NEC Deutschland has played a crucial role in the design, implementation, and ongoing support of the storage infrastructure. The company's expertise in large-scale HPC and storage solutions and deep understanding of the centre’s requirements were instrumental in delivering a successful solution.
Scalability and Performance
The xiRAID+Lustre solution offers several key advantages for large-scale AI deployments:
- Performance: The combination of NVMe SSDs and xiRAID delivers exceptional performance, enabling rapid data access and analysis.
- Reliability: xiRAID's robust RAID protection ensures data integrity and fault tolerance, minimizing downtime and data loss.
- Flexibility: the Lustre parallel file system architecture provides flexible data access and sharing across multiple nodes and users.
- Scalability: The solution can be easily scaled to accommodate future growth by adding more storage nodes and expanding the Lustre filesystem.
- Ease of management: the integration of xiRAID with Lustre is straightforward as Lustre is mounted on the block devices generated by xiRAID. RAID creation, management and destruction is extremely easy and well documented in the user manuals.
Resiliency of the Solution
The AI centre had the chance to prove the resilience of the cluster when, due to a hardware problem, one of the metadata server started rebooting regularly.

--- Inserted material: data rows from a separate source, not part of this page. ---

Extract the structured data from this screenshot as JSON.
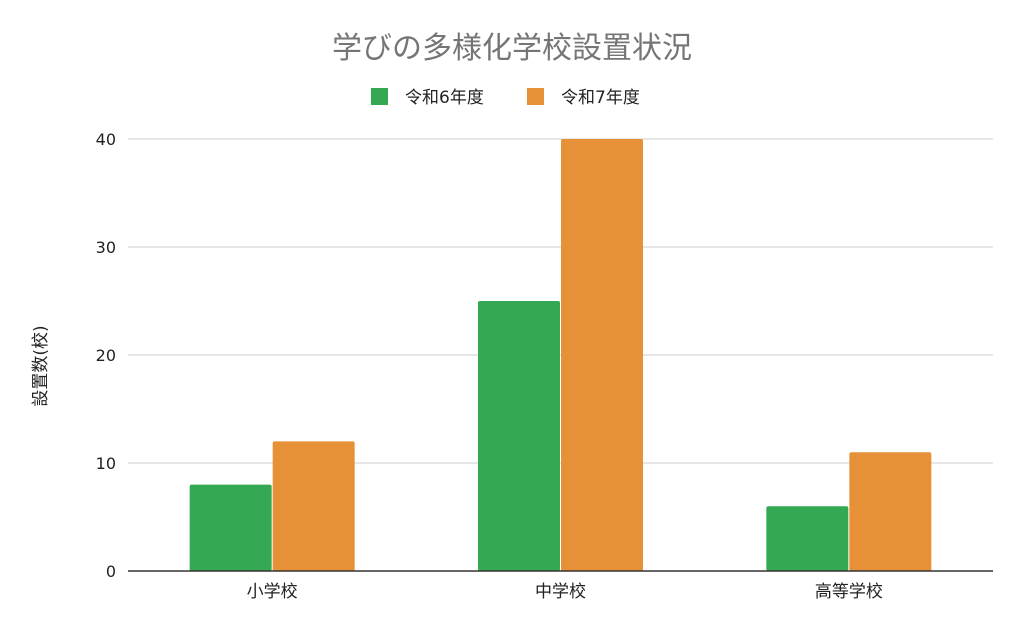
{
  "chart_data": {
    "type": "bar",
    "title": "学びの多様化学校設置状況",
    "xlabel": "",
    "ylabel": "設置数(校)",
    "categories": [
      "小学校",
      "中学校",
      "高等学校"
    ],
    "series": [
      {
        "name": "令和6年度",
        "values": [
          8,
          25,
          6
        ],
        "color": "#34a853"
      },
      {
        "name": "令和7年度",
        "values": [
          12,
          40,
          11
        ],
        "color": "#e69138"
      }
    ],
    "ylim": [
      0,
      40
    ],
    "yticks": [
      0,
      10,
      20,
      30,
      40
    ],
    "grid": true,
    "legend_position": "top-center"
  }
}
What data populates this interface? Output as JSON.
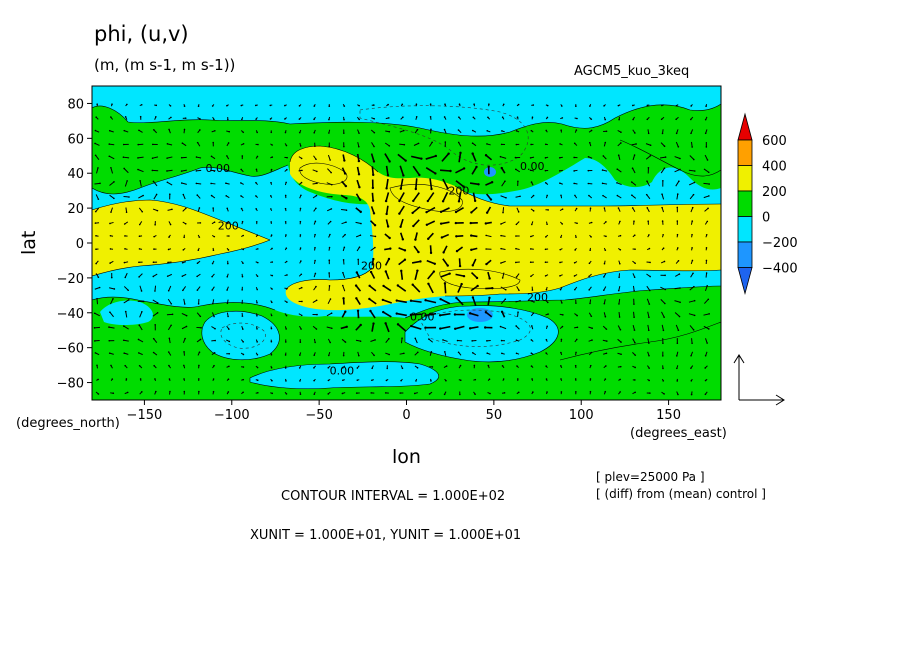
{
  "title": "phi, (u,v)",
  "units": "(m, (m s-1, m s-1))",
  "run_name": "AGCM5_kuo_3keq",
  "x_label": "lon",
  "y_label": "lat",
  "x_unit": "(degrees_east)",
  "y_unit": "(degrees_north)",
  "notes": [
    "[ plev=25000 Pa ]",
    "[ (diff) from (mean) control ]"
  ],
  "contour_interval": "CONTOUR INTERVAL = 1.000E+02",
  "vector_units": "XUNIT = 1.000E+01, YUNIT = 1.000E+01",
  "colors": {
    "below_-400": "#1e64f0",
    "-400_-200": "#1e96ff",
    "-200_0": "#00e6ff",
    "0_200": "#00dc00",
    "200_400": "#f0f000",
    "400_600": "#ffa000",
    "above_600": "#e60000"
  },
  "chart_data": {
    "type": "heatmap",
    "subtype": "filled contour with wind vectors",
    "xlim": [
      -180,
      180
    ],
    "ylim": [
      -90,
      90
    ],
    "x_ticks": [
      -150,
      -100,
      -50,
      0,
      50,
      100,
      150
    ],
    "y_ticks": [
      80,
      60,
      40,
      20,
      0,
      -20,
      -40,
      -60,
      -80
    ],
    "colorbar": {
      "levels": [
        600,
        400,
        200,
        0,
        -200,
        -400
      ],
      "level_labels": [
        "600",
        "400",
        "200",
        "0",
        "−200",
        "−400"
      ],
      "colors": [
        "#e60000",
        "#ffa000",
        "#f0f000",
        "#00dc00",
        "#00e6ff",
        "#1e96ff",
        "#1e64f0"
      ]
    },
    "contour_labels": [
      {
        "text": "0.00",
        "lon": -108,
        "lat": 43
      },
      {
        "text": "200",
        "lon": -102,
        "lat": 10
      },
      {
        "text": "0.00",
        "lon": 72,
        "lat": 44
      },
      {
        "text": "200",
        "lon": 30,
        "lat": 30
      },
      {
        "text": "200",
        "lon": -20,
        "lat": -13
      },
      {
        "text": "200",
        "lon": 75,
        "lat": -31
      },
      {
        "text": "0.00",
        "lon": 9,
        "lat": -42
      },
      {
        "text": "0.00",
        "lon": -37,
        "lat": -73
      }
    ]
  }
}
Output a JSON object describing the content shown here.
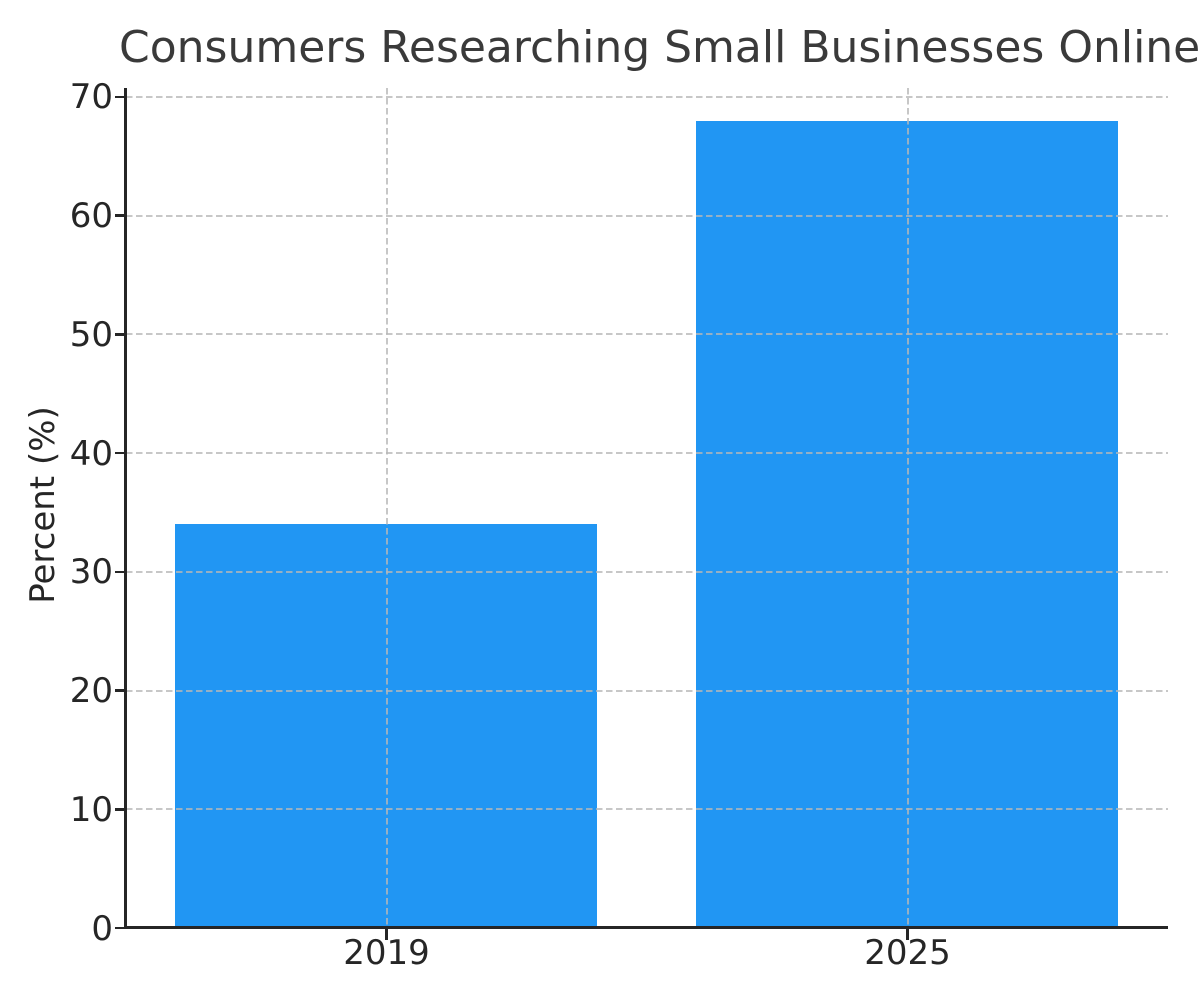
{
  "chart_data": {
    "type": "bar",
    "title": "Consumers Researching Small Businesses Online",
    "xlabel": "",
    "ylabel": "Percent (%)",
    "categories": [
      "2019",
      "2025"
    ],
    "values": [
      34,
      68
    ],
    "yticks": [
      0,
      10,
      20,
      30,
      40,
      50,
      60,
      70
    ],
    "ylim": [
      0,
      70.75
    ],
    "grid": true,
    "legend": false,
    "bar_color": "#2196f3",
    "grid_color": "#bebebe",
    "axis_color": "#262626",
    "title_color": "#3a3a3a",
    "tick_color": "#262626"
  }
}
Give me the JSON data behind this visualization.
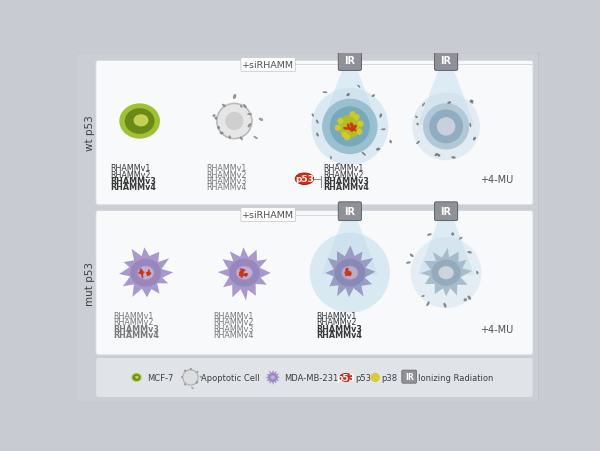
{
  "bg_color": "#c8ccd2",
  "panel_bg": "#f8f9fb",
  "wt_label": "wt p53",
  "mut_label": "mut p53",
  "sirhamm_label": "+siRHAMM",
  "fourmu_label": "+4-MU",
  "ir_label": "IR",
  "mcf7_outer": "#9ec230",
  "mcf7_inner": "#6a8a18",
  "mcf7_nucleus": "#d4e060",
  "apoptotic_gray": "#909090",
  "apoptotic_frag": "#787878",
  "mda_outer": "#a898cc",
  "mda_inner": "#9080b8",
  "mda_nucleus_bg": "#c0b0d8",
  "mda_nucleus_outline": "#b0a0c8",
  "ir_device_body": "#909098",
  "ir_device_dark": "#606068",
  "ir_beam": "#c8e0f0",
  "ir_cell_blue_outer": "#a8c8d8",
  "ir_cell_blue_inner": "#88b0c8",
  "wt_ir_nucleus_yellow": "#c8cc30",
  "chromosome_red": "#cc3010",
  "yellow_dot": "#d8cc20",
  "p53_red": "#dd2810",
  "fragment_dark": "#686868",
  "text_rhamm_dark": "#484848",
  "text_rhamm_light": "#787878",
  "text_label": "#404040",
  "wt_cell4_outer": "#b0c8d8",
  "wt_cell4_inner": "#90aec0",
  "wt_cell4_nucleus": "#c8d0dc",
  "mut_cell4_outer": "#a0b8c8",
  "mut_cell4_inner": "#88a0b0",
  "legend_bg": "#e0e4e8"
}
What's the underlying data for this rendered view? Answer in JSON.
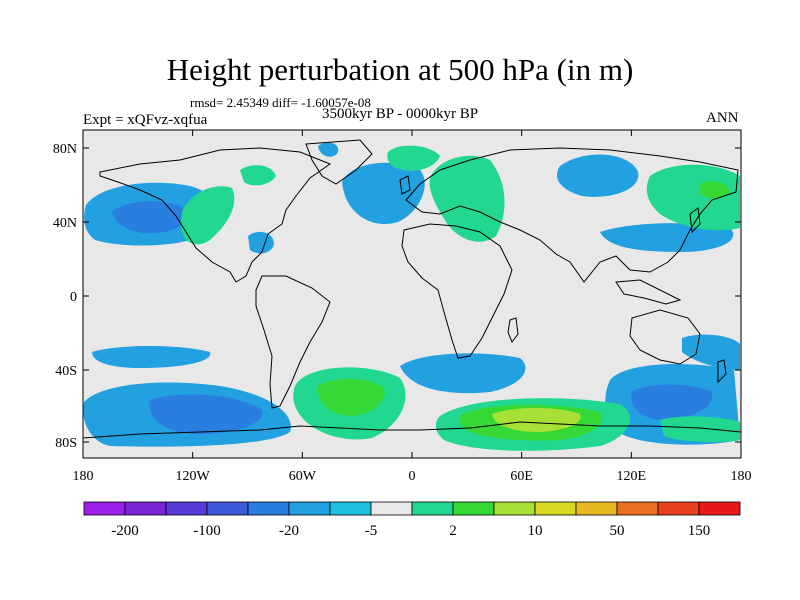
{
  "title": "Height perturbation at 500 hPa (in m)",
  "stats": "rmsd= 2.45349 diff= -1.60057e-08",
  "experiment": "Expt = xQFvz-xqfua",
  "period": "3500kyr BP - 0000kyr BP",
  "season": "ANN",
  "map": {
    "projection": "cylindrical equidistant",
    "lon_range": [
      -180,
      180
    ],
    "lat_range": [
      -90,
      90
    ],
    "lat_ticks": [
      "80N",
      "40N",
      "0",
      "40S",
      "80S"
    ],
    "lon_ticks": [
      "180",
      "120W",
      "60W",
      "0",
      "60E",
      "120E",
      "180"
    ],
    "background_color": "#e8e8e8"
  },
  "colorbar": {
    "colors": [
      "#9b21e8",
      "#7a25d8",
      "#5a3ad8",
      "#3d58d8",
      "#2a7ee0",
      "#22a0e0",
      "#1fbfe0",
      "#e8e8e8",
      "#22d890",
      "#35d835",
      "#a8e035",
      "#d8d820",
      "#e8b820",
      "#e87020",
      "#e84020",
      "#e81818"
    ],
    "tick_labels": [
      "-200",
      "-100",
      "-20",
      "-5",
      "2",
      "10",
      "50",
      "150"
    ]
  }
}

In this circumstance, it was critical to fix the problem while minimizing the service interruption. Xinnor’s engineers immediately took the call and provided the instructions on how to move the RAID drives and system drive from the failed server to the new one and re-install the xiRAID license to the new hardware. This operation proved to work smoothly and in around one hour the cluster was up and running again without any data loss.
Real-World Impact
The deployment of xiRAID+Lustre was up and running in just a few hours and it has proven to deliver significant boost on the center's AI research capabilities. Specific models taking tens of minutes to load with the previous storage infrastructure are now available within a few seconds. The new infrastructure not only meets the current demands but is also scalable for future growth. With improved performance, stability, and ease of management, xiRAID has proven to be a crucial asset in supporting the university's ambitious AI projects.